In conclusion, we see APl-130277 as an easier-to-use and more effective drug than CVT-301, along with a better mechanism of action and pathway to approval. Data from CTH-105 de-risks the story and Cynapsus has enough cash to fund all necessary clinical trials prior to the U.S. NDA filing (see our quick review of the Q3 financial results). A recent paper published by researchers out of the UK on behalf of EUROPAR and EPDA confirms our belief that this is a potential enormous market. The paper concludes that early-morning “off” episodes are a significantly larger problem than believed even five years ago, with nearly two-thirds of all PD patients suffering across all stages of the disease (Rizos et al, 2012).
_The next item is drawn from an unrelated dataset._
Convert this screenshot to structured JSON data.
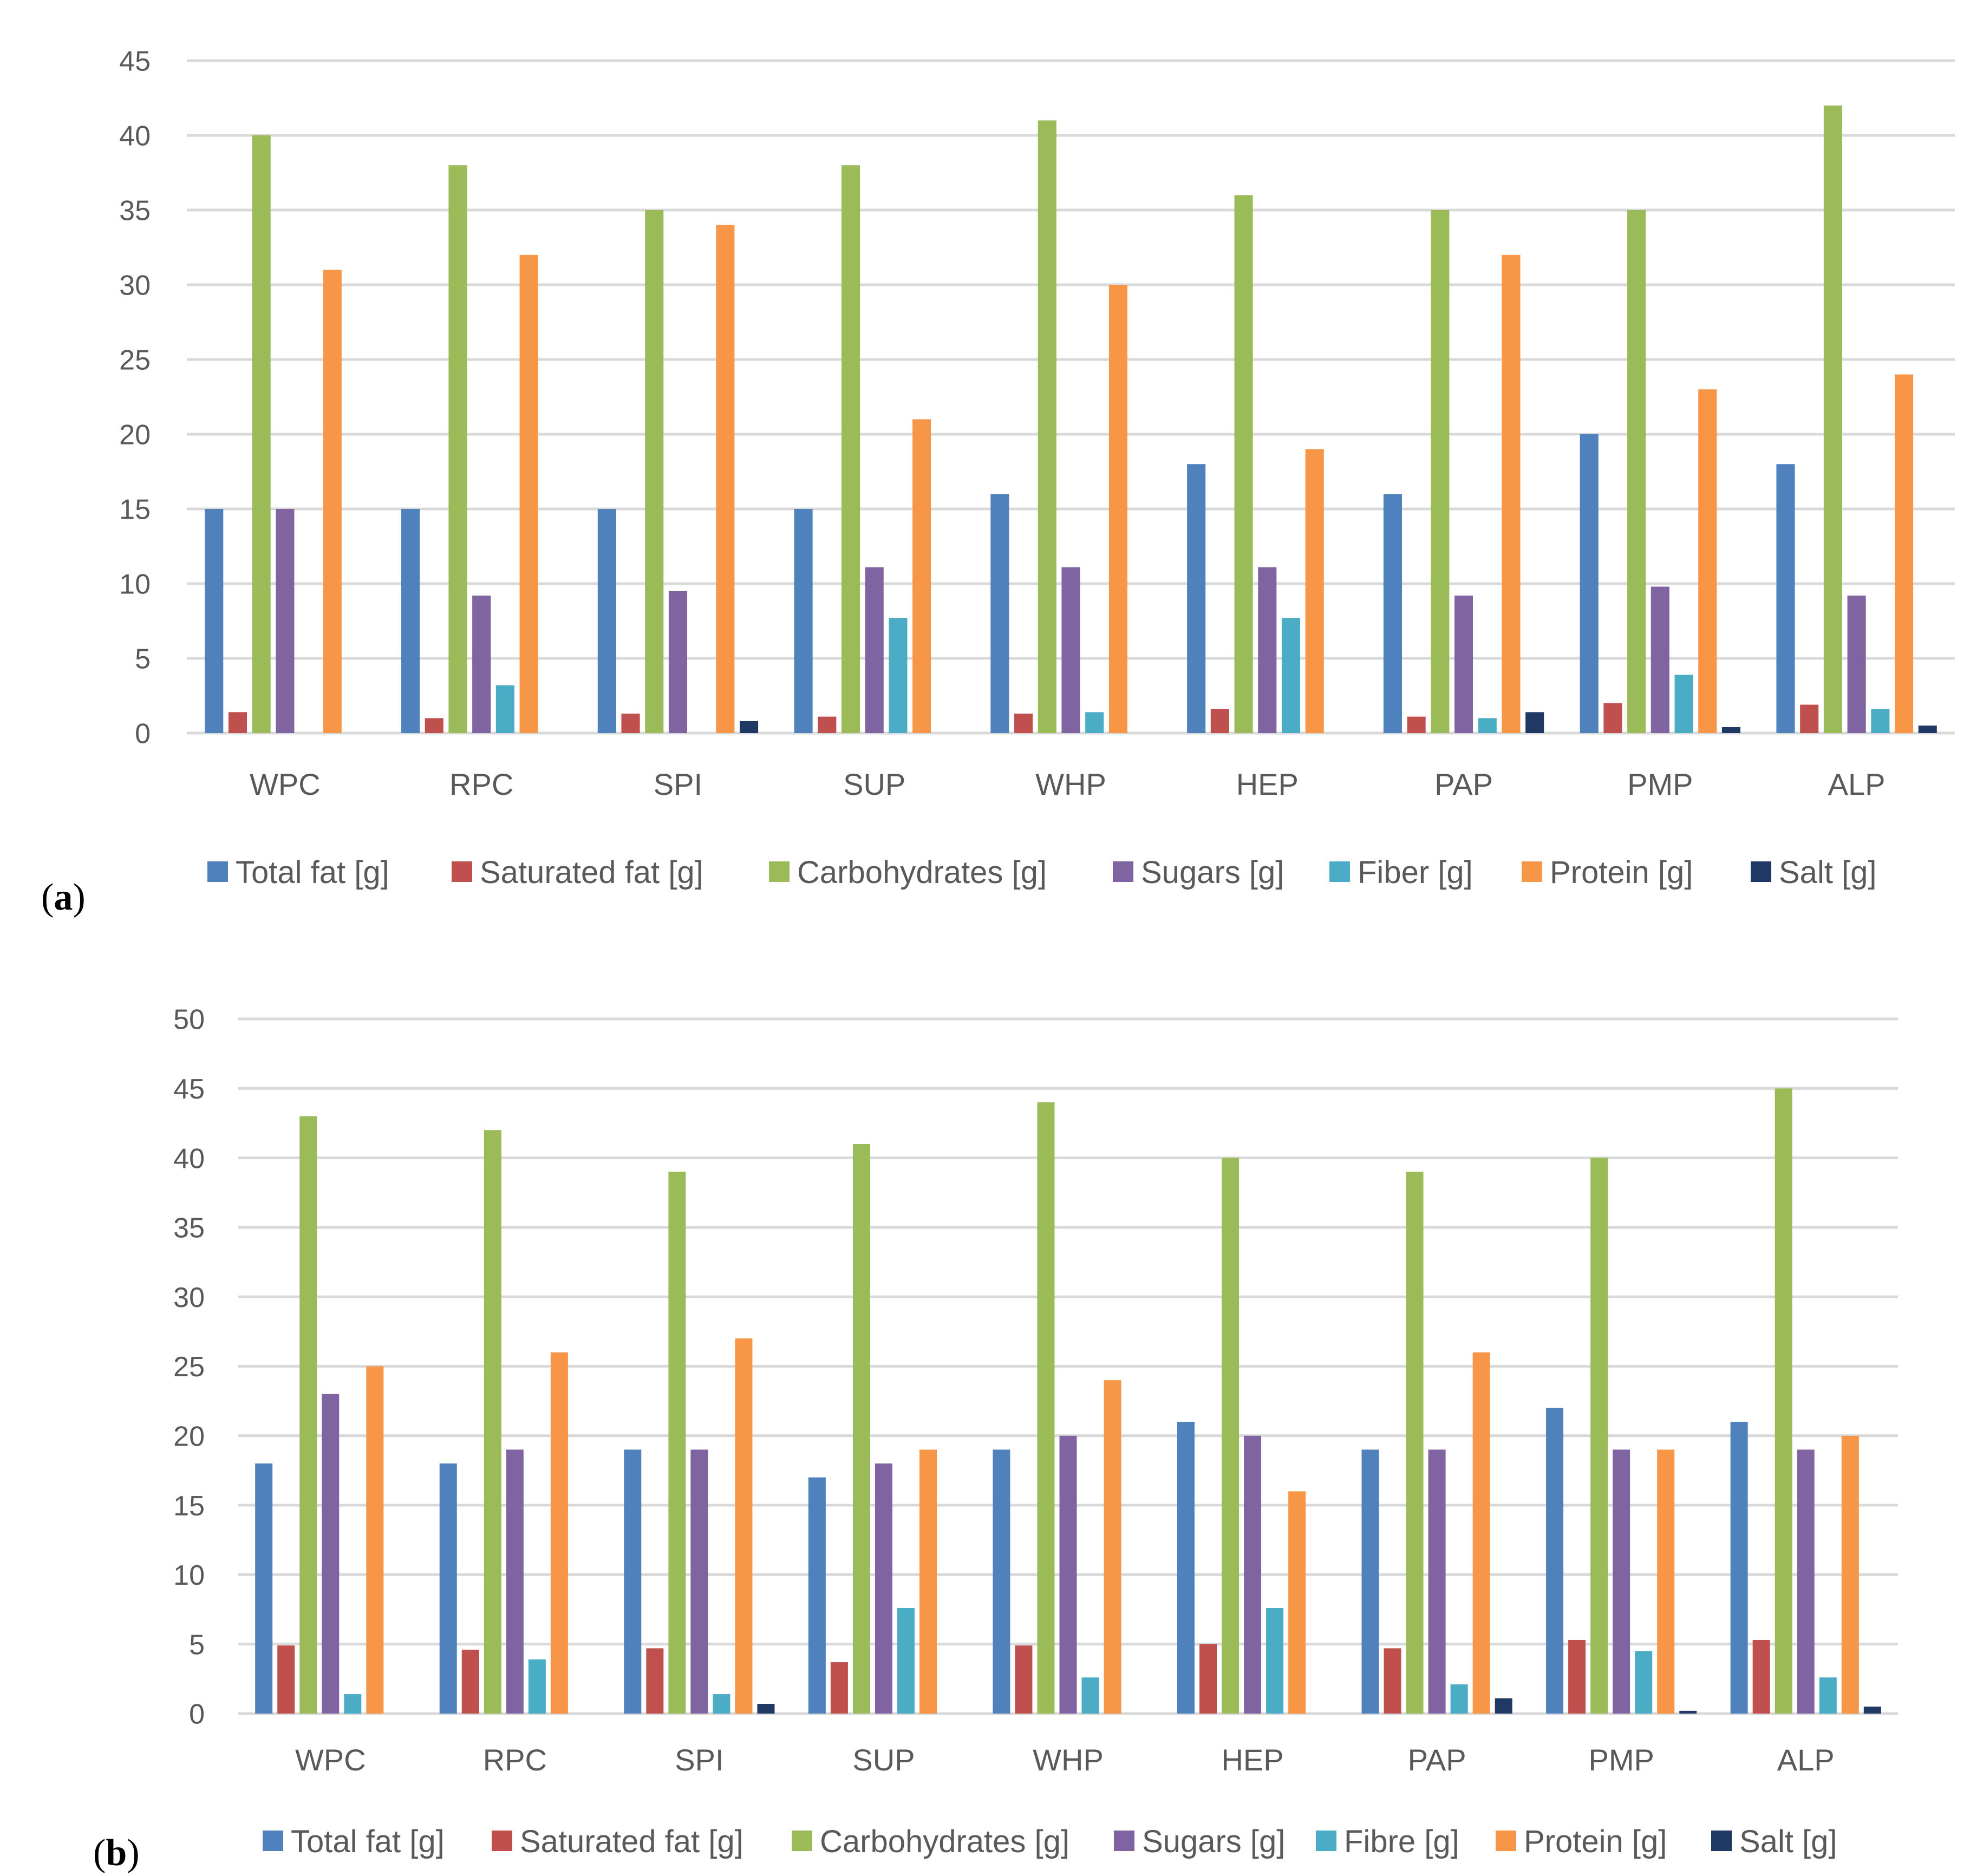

We do not know whether or not Acorda approached Cynapsus with a potential buy-out to acquire APL-130277 prior to its decision to scoop-up Civitas for $525 million. What we do know is that Cynapsus, on a fully-diluted basis, is currently worth only $75 million. If Civitas was worth $525 million, Cynapsus is worth more. As such, we could be looking at a ten-fold increase in valuation for Cynapsus over the next 2 years.